Le comte revint donc inutilement : je n’étais pas de retour. Il ne désespérait pas pour cela de me trouver, il revint encore, puis encore, et si souvent que les concierges m’informèrent de ces visites par la plume de l’excellente madame Bourdille, dont voici le récit fidèle :

« Un monsieur dans les trente ans est venu lundi, il est revenu mercredi et puis jeudi. Il a dit : « Elle est raide tout de même ! — Nous lui avons dit : Pour sûr ! » Ce monsieur qui est très bien avait un fiacre le lundi et le jeudi : à pied le mercredi. Il a dit qu’il avait affaire à midi. Nous lui avons observé que madame ne reviendrait pas de sitôt, alors il a dit : « C’est épatant ! » Il est revenu hier samedi ; cette fois-là dans son coupé. Cette marque réitérée de considération pour madame a fait une impression d’obligeance à mon mari et à moi-même. Et c’est d’autant, que le monsieur a dit ne pas connaître madame, sinon qu’il sait son nom. Nous espérons que madame se porte toujours bien. Elle peut jouir de la tranquillité. Mon mari et moi-même ouvrons l’œil sur la maison.

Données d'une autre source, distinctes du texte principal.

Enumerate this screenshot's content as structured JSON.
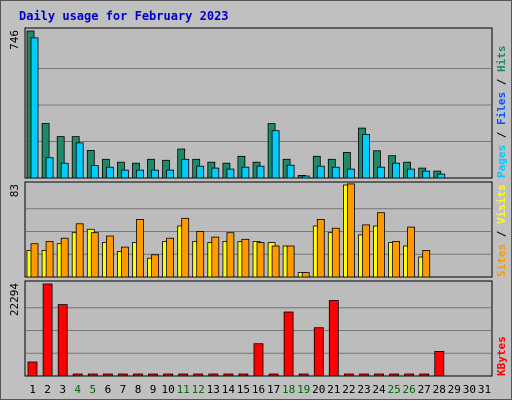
{
  "chart_data": {
    "type": "bar",
    "title": "Daily usage for February 2023",
    "x": [
      "1",
      "2",
      "3",
      "4",
      "5",
      "6",
      "7",
      "8",
      "9",
      "10",
      "11",
      "12",
      "13",
      "14",
      "15",
      "16",
      "17",
      "18",
      "19",
      "20",
      "21",
      "22",
      "23",
      "24",
      "25",
      "26",
      "27",
      "28",
      "29",
      "30",
      "31"
    ],
    "weekend_days": [
      "4",
      "5",
      "11",
      "12",
      "18",
      "19",
      "25",
      "26"
    ],
    "colors": {
      "hits": "#1e8a6a",
      "files": "#00ccff",
      "pages": "#00aaff",
      "visits": "#ffff00",
      "sites": "#ff9900",
      "kbytes": "#ff0000",
      "weekday_label": "#000000",
      "weekend_label": "#006600",
      "title": "#0000cc"
    },
    "panels": [
      {
        "id": "hits",
        "max_label": "746",
        "ymax": 746,
        "right_label": [
          {
            "text": "Pages",
            "color": "#00ccff"
          },
          {
            "text": " / ",
            "color": "#000000"
          },
          {
            "text": "Files",
            "color": "#0055ff"
          },
          {
            "text": " / ",
            "color": "#000000"
          },
          {
            "text": "Hits",
            "color": "#1e8a6a"
          }
        ],
        "series": [
          {
            "name": "Hits",
            "color": "#1e8a6a",
            "values": [
              746,
              277,
              210,
              210,
              140,
              95,
              80,
              75,
              95,
              90,
              147,
              95,
              80,
              75,
              110,
              80,
              276,
              95,
              13,
              110,
              95,
              130,
              253,
              138,
              113,
              80,
              50,
              35,
              0,
              0,
              0
            ]
          },
          {
            "name": "Files",
            "color": "#00ccff",
            "values": [
              711,
              103,
              75,
              178,
              63,
              55,
              40,
              40,
              40,
              40,
              95,
              60,
              50,
              45,
              55,
              60,
              240,
              65,
              8,
              60,
              55,
              45,
              220,
              55,
              75,
              45,
              35,
              20,
              0,
              0,
              0
            ]
          }
        ]
      },
      {
        "id": "visits",
        "max_label": "83",
        "ymax": 83,
        "right_label": [
          {
            "text": "Sites",
            "color": "#ff9900"
          },
          {
            "text": " / ",
            "color": "#000000"
          },
          {
            "text": "Visits",
            "color": "#ffff00"
          }
        ],
        "series": [
          {
            "name": "Visits",
            "color": "#ffff00",
            "values": [
              24,
              24,
              30,
              40,
              43,
              31,
              23,
              31,
              17,
              32,
              46,
              32,
              31,
              32,
              32,
              32,
              31,
              28,
              4,
              46,
              40,
              83,
              38,
              46,
              31,
              28,
              18,
              0,
              0,
              0,
              0
            ]
          },
          {
            "name": "Sites",
            "color": "#ff9900",
            "values": [
              30,
              32,
              35,
              48,
              40,
              37,
              27,
              52,
              20,
              35,
              53,
              41,
              36,
              40,
              34,
              31,
              28,
              28,
              4,
              52,
              44,
              84,
              47,
              58,
              32,
              45,
              24,
              0,
              0,
              0,
              0
            ]
          }
        ]
      },
      {
        "id": "kbytes",
        "max_label": "22294",
        "ymax": 22294,
        "right_label": [
          {
            "text": "KBytes",
            "color": "#ff0000"
          }
        ],
        "series": [
          {
            "name": "KBytes",
            "color": "#ff0000",
            "values": [
              3400,
              22294,
              17300,
              0,
              0,
              0,
              0,
              0,
              0,
              0,
              0,
              0,
              0,
              0,
              0,
              7830,
              0,
              15500,
              0,
              11700,
              18300,
              0,
              0,
              0,
              0,
              0,
              0,
              5950,
              0,
              0,
              0
            ]
          }
        ]
      }
    ]
  }
}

» P. S. Le monsieur s’appelle le duc de Nabaud : il est assez grand, son groom a dans les vingt ans, son cocher peut avoir dans les cinquante, cinquante-deux ans. »


On le voit : j’étais renseignée. Je sus infiniment gré à ce galant homme d’avoir pris aussi chaleureusement le parti d’une personne qui lui était inconnue ; sa bonté me consola de la désertion des prétendus amis. Les vides sont comblés si vite dans le tourbillon qui nous entraîne !

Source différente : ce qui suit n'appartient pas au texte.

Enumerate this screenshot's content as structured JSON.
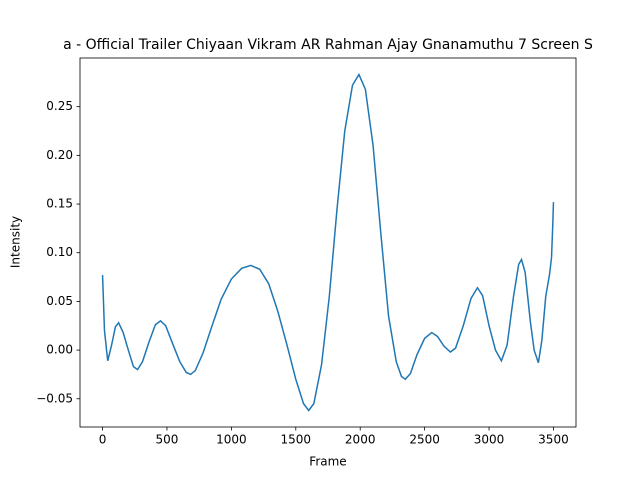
{
  "chart_data": {
    "type": "line",
    "title": "a - Official Trailer  Chiyaan Vikram  AR Rahman  Ajay Gnanamuthu  7 Screen S",
    "x_label": "Frame",
    "y_label": "Intensity",
    "xlim": [
      -175,
      3675
    ],
    "ylim": [
      -0.079,
      0.3
    ],
    "xticks": [
      0,
      500,
      1000,
      1500,
      2000,
      2500,
      3000,
      3500
    ],
    "yticks": [
      {
        "value": -0.05,
        "label": "−0.05"
      },
      {
        "value": 0,
        "label": "0.00"
      },
      0.05,
      {
        "value": 0.1,
        "label": "0.10"
      },
      0.15,
      {
        "value": 0.2,
        "label": "0.20"
      },
      0.25
    ],
    "series": [
      {
        "color": "#1f77b4",
        "x": [
          0,
          15,
          40,
          70,
          100,
          125,
          160,
          200,
          240,
          272,
          310,
          360,
          410,
          450,
          490,
          540,
          600,
          650,
          683,
          720,
          780,
          850,
          920,
          1000,
          1080,
          1150,
          1220,
          1290,
          1360,
          1430,
          1500,
          1560,
          1600,
          1640,
          1700,
          1760,
          1820,
          1880,
          1940,
          1990,
          2040,
          2100,
          2160,
          2220,
          2280,
          2320,
          2350,
          2390,
          2440,
          2500,
          2555,
          2600,
          2650,
          2700,
          2740,
          2800,
          2860,
          2910,
          2950,
          3000,
          3050,
          3096,
          3140,
          3190,
          3230,
          3252,
          3280,
          3320,
          3350,
          3383,
          3410,
          3440,
          3470,
          3485,
          3495,
          3500
        ],
        "values": [
          0.077,
          0.02,
          -0.011,
          0.005,
          0.024,
          0.028,
          0.018,
          0.0,
          -0.017,
          -0.02,
          -0.012,
          0.008,
          0.026,
          0.03,
          0.025,
          0.008,
          -0.012,
          -0.023,
          -0.025,
          -0.021,
          -0.003,
          0.025,
          0.052,
          0.073,
          0.084,
          0.087,
          0.083,
          0.068,
          0.04,
          0.006,
          -0.03,
          -0.055,
          -0.062,
          -0.055,
          -0.015,
          0.055,
          0.145,
          0.225,
          0.272,
          0.283,
          0.268,
          0.21,
          0.12,
          0.035,
          -0.012,
          -0.027,
          -0.03,
          -0.024,
          -0.005,
          0.012,
          0.018,
          0.014,
          0.004,
          -0.002,
          0.002,
          0.025,
          0.053,
          0.064,
          0.056,
          0.025,
          0.0,
          -0.011,
          0.005,
          0.055,
          0.088,
          0.093,
          0.08,
          0.03,
          0.0,
          -0.013,
          0.01,
          0.055,
          0.078,
          0.095,
          0.13,
          0.152
        ]
      }
    ]
  }
}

J’écrivis dès mon retour au duc de Nabaud. Je tenais à lui témoigner ma reconnaissance. Le lendemain il vint me voir.

— Enfin ! me dit-il, vous n’êtes plus en pénitence !

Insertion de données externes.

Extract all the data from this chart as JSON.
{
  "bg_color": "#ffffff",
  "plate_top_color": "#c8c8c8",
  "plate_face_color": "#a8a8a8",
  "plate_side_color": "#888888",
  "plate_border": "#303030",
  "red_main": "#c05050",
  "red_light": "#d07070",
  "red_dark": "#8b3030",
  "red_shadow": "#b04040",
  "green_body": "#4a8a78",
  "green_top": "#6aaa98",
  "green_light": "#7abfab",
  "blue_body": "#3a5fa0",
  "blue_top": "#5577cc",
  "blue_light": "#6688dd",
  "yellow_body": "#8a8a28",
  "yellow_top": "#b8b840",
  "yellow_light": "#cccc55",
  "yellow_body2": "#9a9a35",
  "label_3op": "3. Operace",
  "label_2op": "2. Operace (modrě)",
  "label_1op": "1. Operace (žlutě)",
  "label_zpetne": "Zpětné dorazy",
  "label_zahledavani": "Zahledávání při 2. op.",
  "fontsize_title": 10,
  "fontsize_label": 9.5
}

Je lui répondis qu’en somme la pénitence avait été assez douce, mais que je n’avais pas pour cela envie de recommencer.

— On ne fait pas fortune en exil, me dit aimablement. Mon intérêt est jusqu’ici bien platonique. Veuillez me traiter en ami, et disposez de me bourse.

Et il me força d’accepter quinze mille francs. En un mois, il m’en donna trente mille.

Nous passions des heures à causer, car le duc est un causeur charmant ; c’était bien comme ami, et rien que comme ami, qu’il désirait être reçu, — ami généreux et désintéressé. Il ne songeait pas, en agissant de la sorte, à user d’une tactique habile, et prenait pourtant, bien à son insu, le meilleur chemin pour ménager dans une femme la transition toujours facile de la confiance à l’abandon. L’intérêt qu’il m’avait témoigné sans me connaître, le charme de bonne compagnie qu’il apportait avec lui, le plaisir qu’il semblait prendre à rendre moins pénible la position dans laquelle je me trouvais alors, tout me faisait concevoir pour lui une estime voisine de l’affection la plus sincère.

Les relations qui s’établirent plus tard entre nous n’en furent que plus douces : je ne pouvais refuser un témoignage de tendresse à qui avait pour moi fait preuve de tant de cœur.

J’ai reçu du duc plusieurs cadeaux, entre autres, un sac de 4,500 francs, de chez Ancre, rue de la Paix. J’ai dû vendre tout ce que je possédais : il fallait payer mes créanciers. Ce sac est un des objets donc la perte fut pour moi la plus sensible. « Peut-être, me dis-je parfois, en me berçant d’un faux espoir, peut-être ce cher souvenir n’est-il pas perdu ? La reconnaissance est dans les mains d’un tiers ! Mais bien du temps a passé déjà sur cet engagement volontaire, comme mon sac a posé peut-être à une autre « recrue » de l’éternelle territoriale !

Je n’ai pas revu le duc depuis quatre ans.